If one looks at the line-up of both teams, in terms of runs scored and wickets, India scores higher than Australia. That should typically mean a much better understanding of situations, knowledge of pitches, varied experience. But, this remained only on paper. The Aussies showed how far they are ahead of the rest of the teams, in terms of preparation and more importantly, execution. They managed to restrict the scoring of the Indians in both innings - to such an extent that even after Rahul Dravid and VVS Laxman stayed at the crease for long periods, they did not have any runs to show. Was it because there was no time available for the team before the first test started - Probably. But, the pitch for the first test was resembling the sub-continent more than the typical Australian wicket.

What should the Indians do now? They need to look no further than the Australian team for inspiration. The way the batsman rotated the strike and made use of the freebies offered by the Indian bowlers, is something that the Indian batsmen would do well to emulate. The batsmen should try out different strokes, just to put the bowling out of rhythm - just look at the way Hayden stepped out to Zaheer Khan, when he started bowling round the wicket. The horizontal strokes should come out of the arsenal now, even play the shots over the slips for short-pitched balls. This will put pressure on the Aussie bowlers and they would have to change their line and length. With the current approach, the Aussies dont have to do anything - just line-and-length bowling is good enough for them to get wickets by the bagful. The team is not required to take the second new ball !!!

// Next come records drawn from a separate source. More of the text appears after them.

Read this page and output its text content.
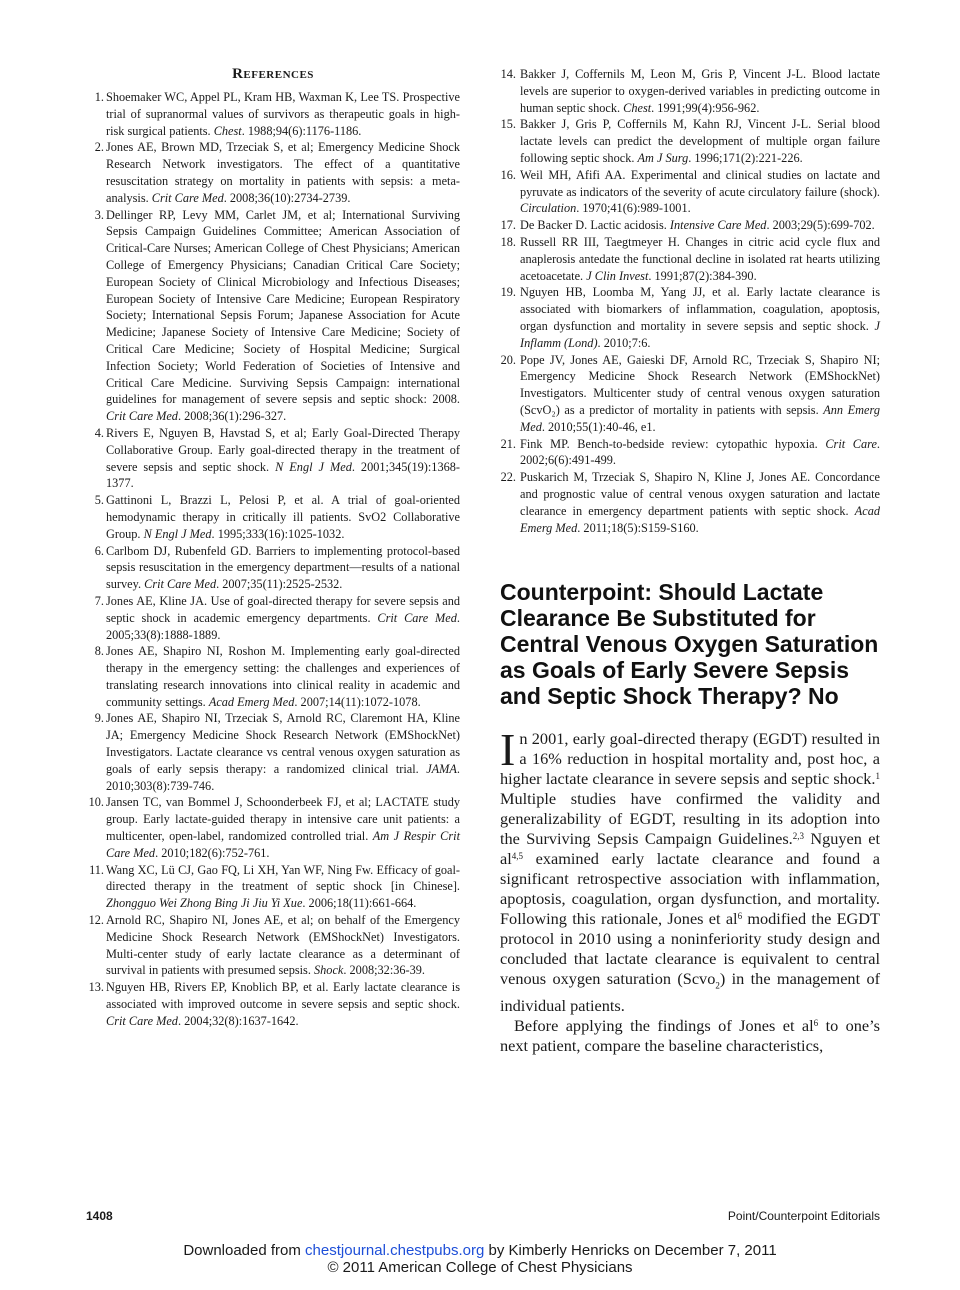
References
1 . Shoemaker WC, Appel PL, Kram HB, Waxman K, Lee TS. Prospective trial of supranormal values of survivors as therapeutic goals in high-risk surgical patients. Chest. 1988;94(6):1176-1186.
2 . Jones AE, Brown MD, Trzeciak S, et al; Emergency Medicine Shock Research Network investigators. The effect of a quantitative resuscitation strategy on mortality in patients with sepsis: a meta-analysis. Crit Care Med. 2008;36(10):2734-2739.
3 . Dellinger RP, Levy MM, Carlet JM, et al; International Surviving Sepsis Campaign Guidelines Committee; American Association of Critical-Care Nurses; American College of Chest Physicians; American College of Emergency Physicians; Canadian Critical Care Society; European Society of Clinical Microbiology and Infectious Diseases; European Society of Intensive Care Medicine; European Respiratory Society; International Sepsis Forum; Japanese Association for Acute Medicine; Japanese Society of Intensive Care Medicine; Society of Critical Care Medicine; Society of Hospital Medicine; Surgical Infection Society; World Federation of Societies of Intensive and Critical Care Medicine. Surviving Sepsis Campaign: international guidelines for management of severe sepsis and septic shock: 2008. Crit Care Med. 2008;36(1):296-327.
4 . Rivers E, Nguyen B, Havstad S, et al; Early Goal-Directed Therapy Collaborative Group. Early goal-directed therapy in the treatment of severe sepsis and septic shock. N Engl J Med. 2001;345(19):1368-1377.
5 . Gattinoni L, Brazzi L, Pelosi P, et al. A trial of goal-oriented hemodynamic therapy in critically ill patients. SvO2 Collaborative Group. N Engl J Med. 1995;333(16):1025-1032.
6 . Carlbom DJ, Rubenfeld GD. Barriers to implementing protocol-based sepsis resuscitation in the emergency department—results of a national survey. Crit Care Med. 2007;35(11):2525-2532.
7 . Jones AE, Kline JA. Use of goal-directed therapy for severe sepsis and septic shock in academic emergency departments. Crit Care Med. 2005;33(8):1888-1889.
8 . Jones AE, Shapiro NI, Roshon M. Implementing early goal-directed therapy in the emergency setting: the challenges and experiences of translating research innovations into clinical reality in academic and community settings. Acad Emerg Med. 2007;14(11):1072-1078.
9 . Jones AE, Shapiro NI, Trzeciak S, Arnold RC, Claremont HA, Kline JA; Emergency Medicine Shock Research Network (EMShockNet) Investigators. Lactate clearance vs central venous oxygen saturation as goals of early sepsis therapy: a randomized clinical trial. JAMA. 2010;303(8):739-746.
10 . Jansen TC, van Bommel J, Schoonderbeek FJ, et al; LACTATE study group. Early lactate-guided therapy in intensive care unit patients: a multicenter, open-label, randomized controlled trial. Am J Respir Crit Care Med. 2010;182(6):752-761.
11 . Wang XC, Lü CJ, Gao FQ, Li XH, Yan WF, Ning Fw. Efficacy of goal-directed therapy in the treatment of septic shock [in Chinese]. Zhongguo Wei Zhong Bing Ji Jiu Yi Xue. 2006;18(11):661-664.
12 . Arnold RC, Shapiro NI, Jones AE, et al; on behalf of the Emergency Medicine Shock Research Network (EMShockNet) Investigators. Multi-center study of early lactate clearance as a determinant of survival in patients with presumed sepsis. Shock. 2008;32:36-39.
13 . Nguyen HB, Rivers EP, Knoblich BP, et al. Early lactate clearance is associated with improved outcome in severe sepsis and septic shock. Crit Care Med. 2004;32(8):1637-1642.
14 . Bakker J, Coffernils M, Leon M, Gris P, Vincent J-L. Blood lactate levels are superior to oxygen-derived variables in predicting outcome in human septic shock. Chest. 1991;99(4):956-962.
15 . Bakker J, Gris P, Coffernils M, Kahn RJ, Vincent J-L. Serial blood lactate levels can predict the development of multiple organ failure following septic shock. Am J Surg. 1996;171(2):221-226.
16 . Weil MH, Afifi AA. Experimental and clinical studies on lactate and pyruvate as indicators of the severity of acute circulatory failure (shock). Circulation. 1970;41(6):989-1001.
17 . De Backer D. Lactic acidosis. Intensive Care Med. 2003;29(5):699-702.
18 . Russell RR III, Taegtmeyer H. Changes in citric acid cycle flux and anaplerosis antedate the functional decline in isolated rat hearts utilizing acetoacetate. J Clin Invest. 1991;87(2):384-390.
19 . Nguyen HB, Loomba M, Yang JJ, et al. Early lactate clearance is associated with biomarkers of inflammation, coagulation, apoptosis, organ dysfunction and mortality in severe sepsis and septic shock. J Inflamm (Lond). 2010;7:6.
20 . Pope JV, Jones AE, Gaieski DF, Arnold RC, Trzeciak S, Shapiro NI; Emergency Medicine Shock Research Network (EMShockNet) Investigators. Multicenter study of central venous oxygen saturation (ScvO₂) as a predictor of mortality in patients with sepsis. Ann Emerg Med. 2010;55(1):40-46, e1.
21 . Fink MP. Bench-to-bedside review: cytopathic hypoxia. Crit Care. 2002;6(6):491-499.
22 . Puskarich M, Trzeciak S, Shapiro N, Kline J, Jones AE. Concordance and prognostic value of central venous oxygen saturation and lactate clearance in emergency department patients with septic shock. Acad Emerg Med. 2011;18(5):S159-S160.
Counterpoint: Should Lactate Clearance Be Substituted for Central Venous Oxygen Saturation as Goals of Early Severe Sepsis and Septic Shock Therapy? No

In 2001, early goal-directed therapy (EGDT) resulted in a 16% reduction in hospital mortality and, post hoc, a higher lactate clearance in severe sepsis and septic shock.$^1$ Multiple studies have confirmed the validity and generalizability of EGDT, resulting in its adoption into the Surviving Sepsis Campaign Guidelines.$^{2,3}$ Nguyen et al$^{4,5}$ examined early lactate clearance and found a significant retrospective association with inflammation, apoptosis, coagulation, organ dysfunction, and mortality. Following this rationale, Jones et $al^6$ modified the EGDT protocol in 2010 using a noninferiority study design and concluded that lactate clearance is equivalent to central venous oxygen saturation (Scvo$_2$) in the management of individual patients.

Before applying the findings of Jones et $al^6$ to one’s next patient, compare the baseline characteristics,

1408	Point/Counterpoint Editorials
Downloaded from chestjournal.chestpubs.org by Kimberly Henricks on December 7, 2011
© 2011 American College of Chest Physicians
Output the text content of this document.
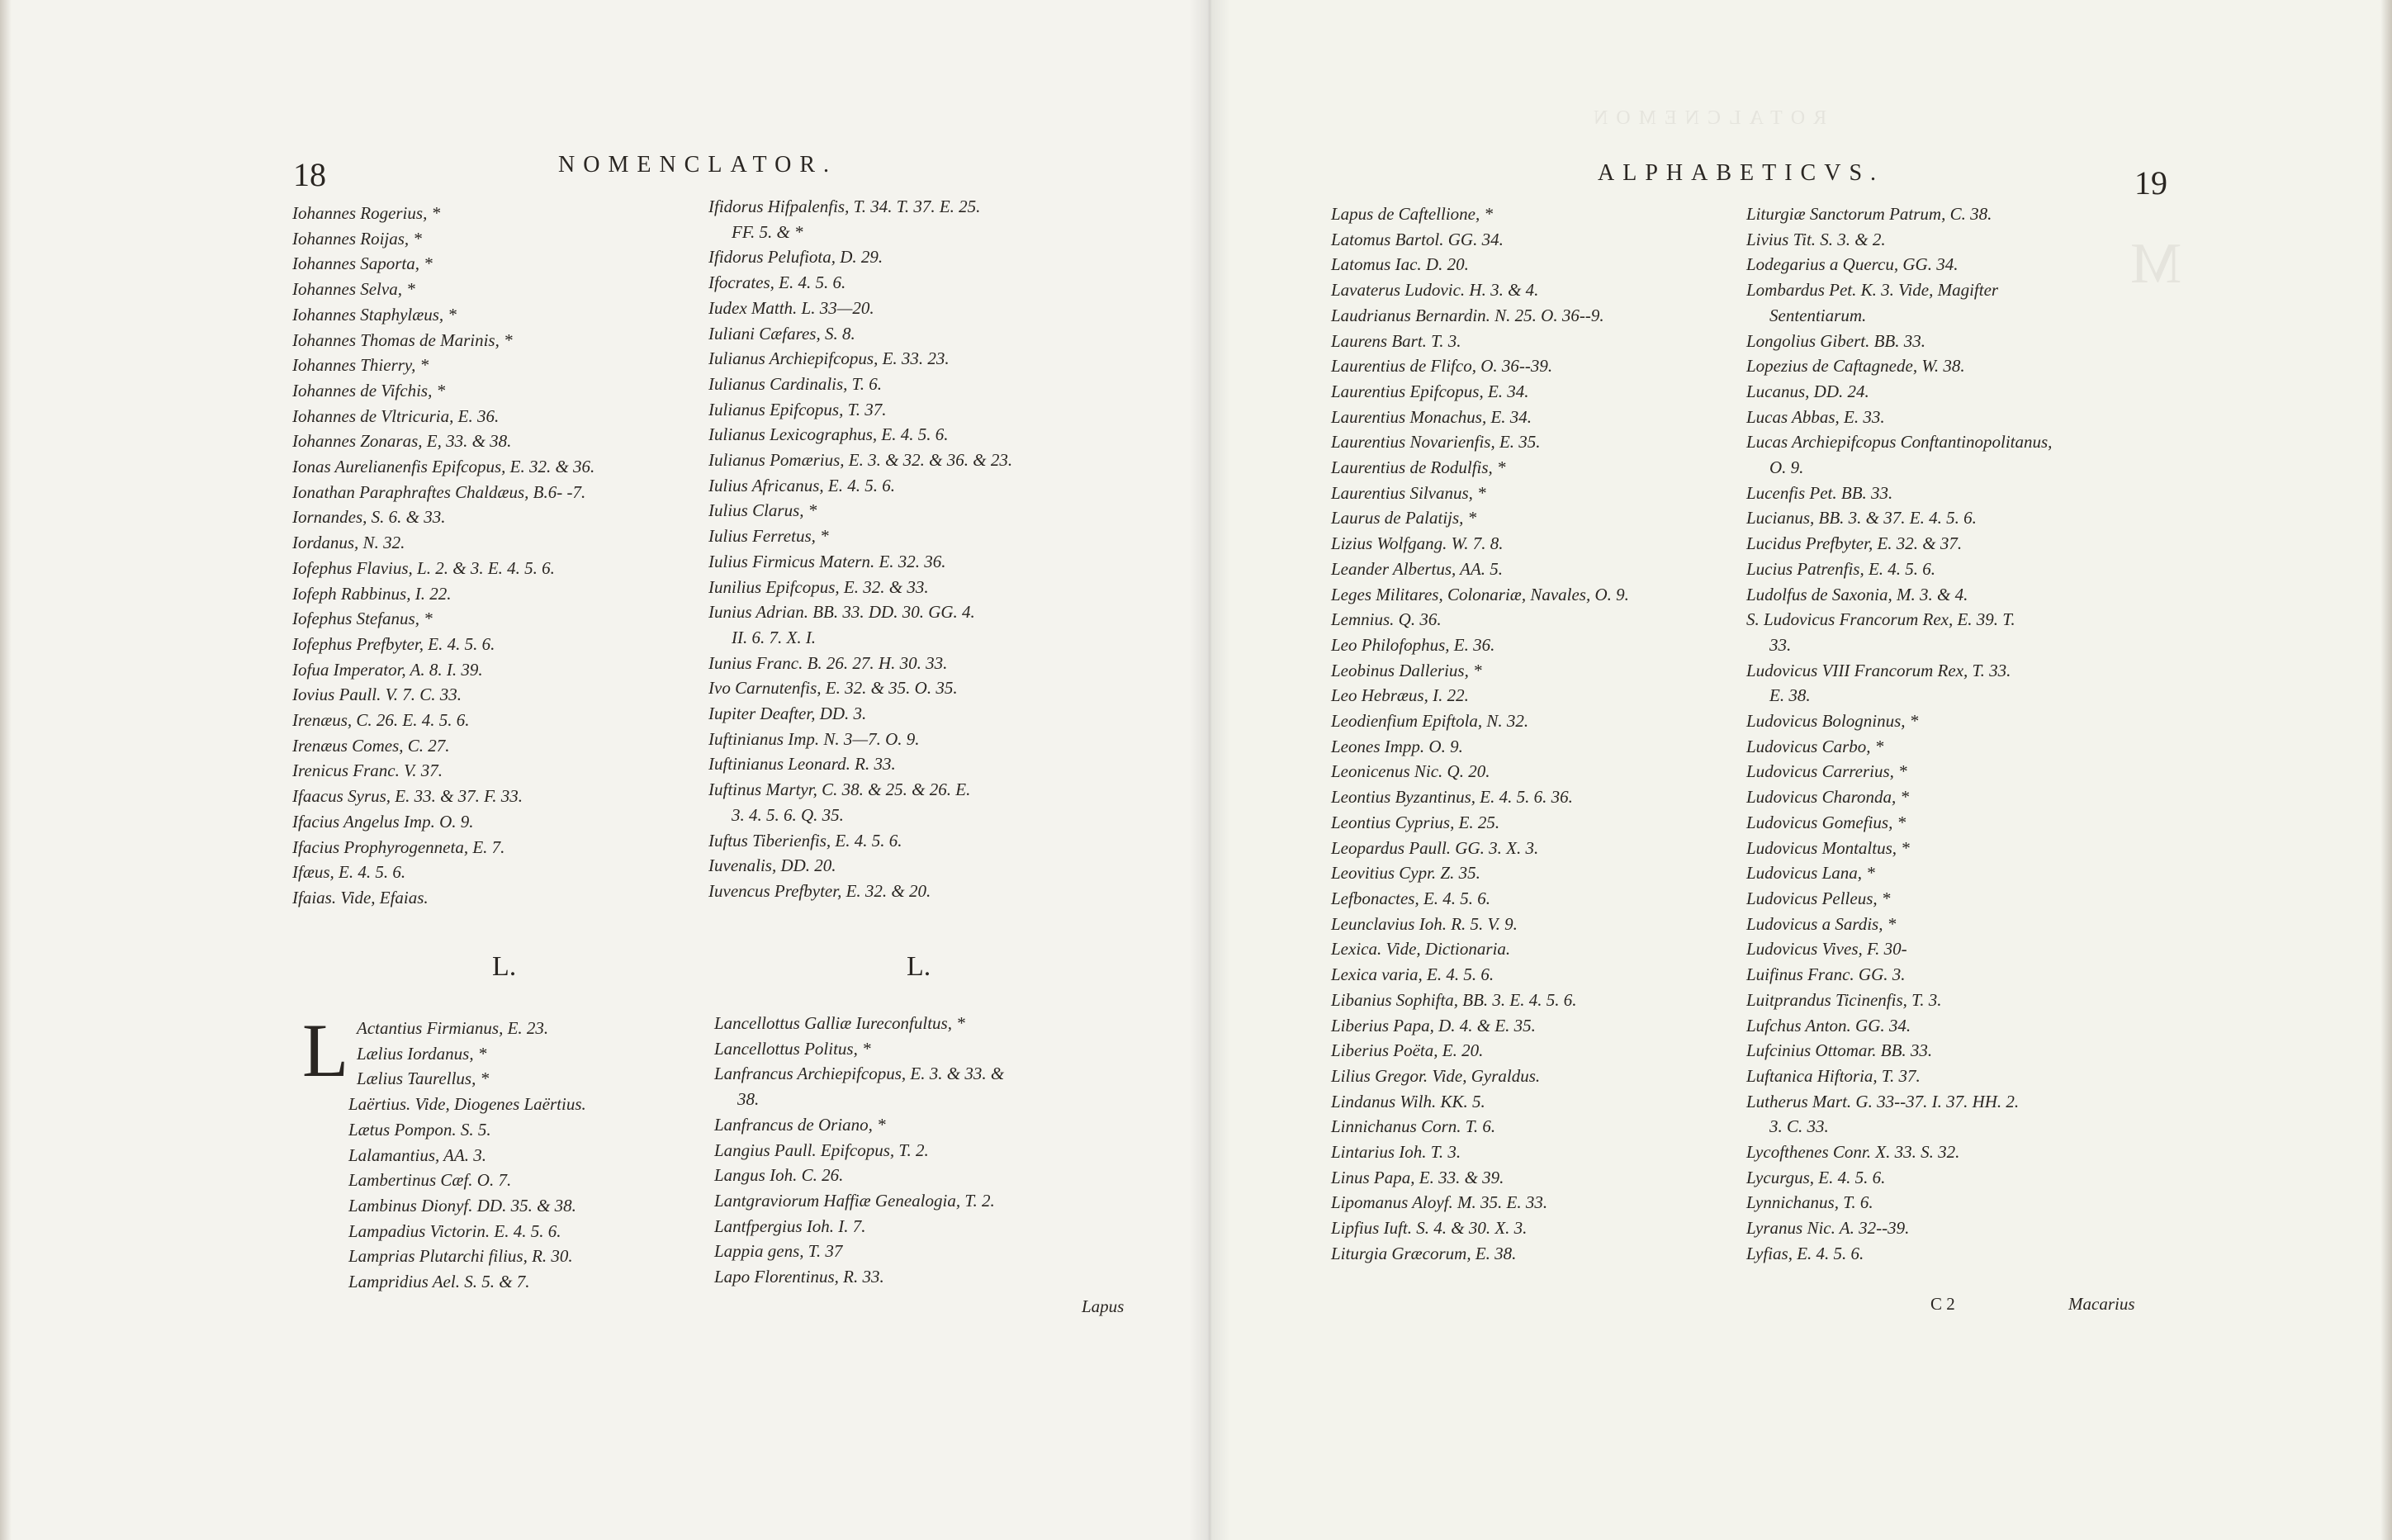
18	NOMENCLATOR.
Iohannes Rogerius, *
Iohannes Roijas, *
Iohannes Saporta, *
Iohannes Selva, *
Iohannes Staphylæus, *
Iohannes Thomas de Marinis, *
Iohannes Thierry, *
Iohannes de Vifchis, *
Iohannes de Vltricuria, E. 36.
Iohannes Zonaras, E, 33. & 38.
Ionas Aurelianenfis Epifcopus, E. 32. & 36.
Ionathan Paraphraftes Chaldæus, B.6- -7.
Iornandes, S. 6. & 33.
Iordanus, N. 32.
Iofephus Flavius, L. 2. & 3. E. 4. 5. 6.
Iofeph Rabbinus, I. 22.
Iofephus Stefanus, *
Iofephus Prefbyter, E. 4. 5. 6.
Iofua Imperator, A. 8. I. 39.
Iovius Paull. V. 7. C. 33.
Irenæus, C. 26. E. 4. 5. 6.
Irenæus Comes, C. 27.
Irenicus Franc. V. 37.
Ifaacus Syrus, E. 33. & 37. F. 33.
Ifacius Angelus Imp. O. 9.
Ifacius Prophyrogenneta, E. 7.
Ifæus, E. 4. 5. 6.
Ifaias. Vide, Efaias.
Ifidorus Hifpalenfis, T. 34. T. 37. E. 25.
FF. 5. & *
Ifidorus Pelufiota, D. 29.
Ifocrates, E. 4. 5. 6.
Iudex Matth. L. 33—20.
Iuliani Cæfares, S. 8.
Iulianus Archiepifcopus, E. 33. 23.
Iulianus Cardinalis, T. 6.
Iulianus Epifcopus, T. 37.
Iulianus Lexicographus, E. 4. 5. 6.
Iulianus Pomærius, E. 3. & 32. & 36. & 23.
Iulius Africanus, E. 4. 5. 6.
Iulius Clarus, *
Iulius Ferretus, *
Iulius Firmicus Matern. E. 32. 36.
Iunilius Epifcopus, E. 32. & 33.
Iunius Adrian. BB. 33. DD. 30. GG. 4.
II. 6. 7. X. I.
Iunius Franc. B. 26. 27. H. 30. 33.
Ivo Carnutenfis, E. 32. & 35. O. 35.
Iupiter Deafter, DD. 3.
Iuftinianus Imp. N. 3—7. O. 9.
Iuftinianus Leonard. R. 33.
Iuftinus Martyr, C. 38. & 25. & 26. E.
3. 4. 5. 6. Q. 35.
Iuftus Tiberienfis, E. 4. 5. 6.
Iuvenalis, DD. 20.
Iuvencus Prefbyter, E. 32. & 20.
L.	L.
L Actantius Firmianus, E. 23.
Lælius Iordanus, *
Lælius Taurellus, *
Laërtius. Vide, Diogenes Laërtius.
Lætus Pompon. S. 5.
Lalamantius, AA. 3.
Lambertinus Cæf. O. 7.
Lambinus Dionyf. DD. 35. & 38.
Lampadius Victorin. E. 4. 5. 6.
Lamprias Plutarchi filius, R. 30.
Lampridius Ael. S. 5. & 7.
Lancellottus Galliæ Iureconfultus, *
Lancellottus Politus, *
Lanfrancus Archiepifcopus, E. 3. & 33. &
38.
Lanfrancus de Oriano, *
Langius Paull. Epifcopus, T. 2.
Langus Ioh. C. 26.
Lantgraviorum Haffiæ Genealogia, T. 2.
Lantfpergius Ioh. I. 7.
Lappia gens, T. 37
Lapo Florentinus, R. 33.
Lapus
ROTALCNEMON
M
ALPHABETICVS.	19
Lapus de Caftellione, *
Latomus Bartol. GG. 34.
Latomus Iac. D. 20.
Lavaterus Ludovic. H. 3. & 4.
Laudrianus Bernardin. N. 25. O. 36--9.
Laurens Bart. T. 3.
Laurentius de Flifco, O. 36--39.
Laurentius Epifcopus, E. 34.
Laurentius Monachus, E. 34.
Laurentius Novarienfis, E. 35.
Laurentius de Rodulfis, *
Laurentius Silvanus, *
Laurus de Palatijs, *
Lizius Wolfgang. W. 7. 8.
Leander Albertus, AA. 5.
Leges Militares, Colonariæ, Navales, O. 9.
Lemnius. Q. 36.
Leo Philofophus, E. 36.
Leobinus Dallerius, *
Leo Hebræus, I. 22.
Leodienfium Epiftola, N. 32.
Leones Impp. O. 9.
Leonicenus Nic. Q. 20.
Leontius Byzantinus, E. 4. 5. 6. 36.
Leontius Cyprius, E. 25.
Leopardus Paull. GG. 3. X. 3.
Leovitius Cypr. Z. 35.
Lefbonactes, E. 4. 5. 6.
Leunclavius Ioh. R. 5. V. 9.
Lexica. Vide, Dictionaria.
Lexica varia, E. 4. 5. 6.
Libanius Sophifta, BB. 3. E. 4. 5. 6.
Liberius Papa, D. 4. & E. 35.
Liberius Poëta, E. 20.
Lilius Gregor. Vide, Gyraldus.
Lindanus Wilh. KK. 5.
Linnichanus Corn. T. 6.
Lintarius Ioh. T. 3.
Linus Papa, E. 33. & 39.
Lipomanus Aloyf. M. 35. E. 33.
Lipfius Iuft. S. 4. & 30. X. 3.
Liturgia Græcorum, E. 38.
Liturgiæ Sanctorum Patrum, C. 38.
Livius Tit. S. 3. & 2.
Lodegarius a Quercu, GG. 34.
Lombardus Pet. K. 3. Vide, Magifter
Sententiarum.
Longolius Gibert. BB. 33.
Lopezius de Caftagnede, W. 38.
Lucanus, DD. 24.
Lucas Abbas, E. 33.
Lucas Archiepifcopus Conftantinopolitanus,
O. 9.
Lucenfis Pet. BB. 33.
Lucianus, BB. 3. & 37. E. 4. 5. 6.
Lucidus Prefbyter, E. 32. & 37.
Lucius Patrenfis, E. 4. 5. 6.
Ludolfus de Saxonia, M. 3. & 4.
S. Ludovicus Francorum Rex, E. 39. T.
33.
Ludovicus VIII Francorum Rex, T. 33.
E. 38.
Ludovicus Bologninus, *
Ludovicus Carbo, *
Ludovicus Carrerius, *
Ludovicus Charonda, *
Ludovicus Gomefius, *
Ludovicus Montaltus, *
Ludovicus Lana, *
Ludovicus Pelleus, *
Ludovicus a Sardis, *
Ludovicus Vives, F. 30-
Luifinus Franc. GG. 3.
Luitprandus Ticinenfis, T. 3.
Lufchus Anton. GG. 34.
Lufcinius Ottomar. BB. 33.
Luftanica Hiftoria, T. 37.
Lutherus Mart. G. 33--37. I. 37. HH. 2.
3. C. 33.
Lycofthenes Conr. X. 33. S. 32.
Lycurgus, E. 4. 5. 6.
Lynnichanus, T. 6.
Lyranus Nic. A. 32--39.
Lyfias, E. 4. 5. 6.
C 2	Macarius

The Indian batsmen would do well to talk to a psychologist (Gary Kirsten has done a good job in selecting one to assist him when he comes on board) - for the problems seem to be more mental than anything else. The one man who needs it more than anyone is Rahul Dravid - he might agree to open in team meetings but it shows in his batting that he is not comfortable at all. Also, of late, he does not know whether he needs to be aggressive or defensive. He seems to waver in extremes and hence loses his wicket. VVS and Sourav Ganguly were looking good at the crease before they were undone by the Aussie thinking (not bowling). Should Sehwag be brought back to the Indian team? Since there is not much time between the 2 matches, a change might be what is required. Yuvraj Singh should be rested for the next 2 matches when Sehwag can be tried out. When the conventional doesnt work, the think-tank needs to think on different dimensions - and Sehwag might be the one!

The Indian bowlers also would do well to look at their Aussie counterparts and learn how to choke the batsmen. Hayden, especially, has shown an inclination to throw away his wicket when he doesnt score much for 3-4 overs. That is definitely a trick that the Indian bowlers should pick up quickly. This way, they can continue their decent work (wouldnt call it a great job) with the ball. RP Singh seems to be struggling with his rythm and maybe its a good idea to replace him with Irfan Pathan, who can bowl a wicket-to-wicket line. Harbhajan has not regained his early form and the next test might be his last chance to prove his worth. Murali Karthik and Piyush Chawla are waiting in the wings.

The Sydney wicket will help the spinners but only from day three. It depends whether the Indian team can go into Day Three, staying abreast of Australia. If they sink early, by the time the ball turns the Indians would have no chance to get back into the match (and series).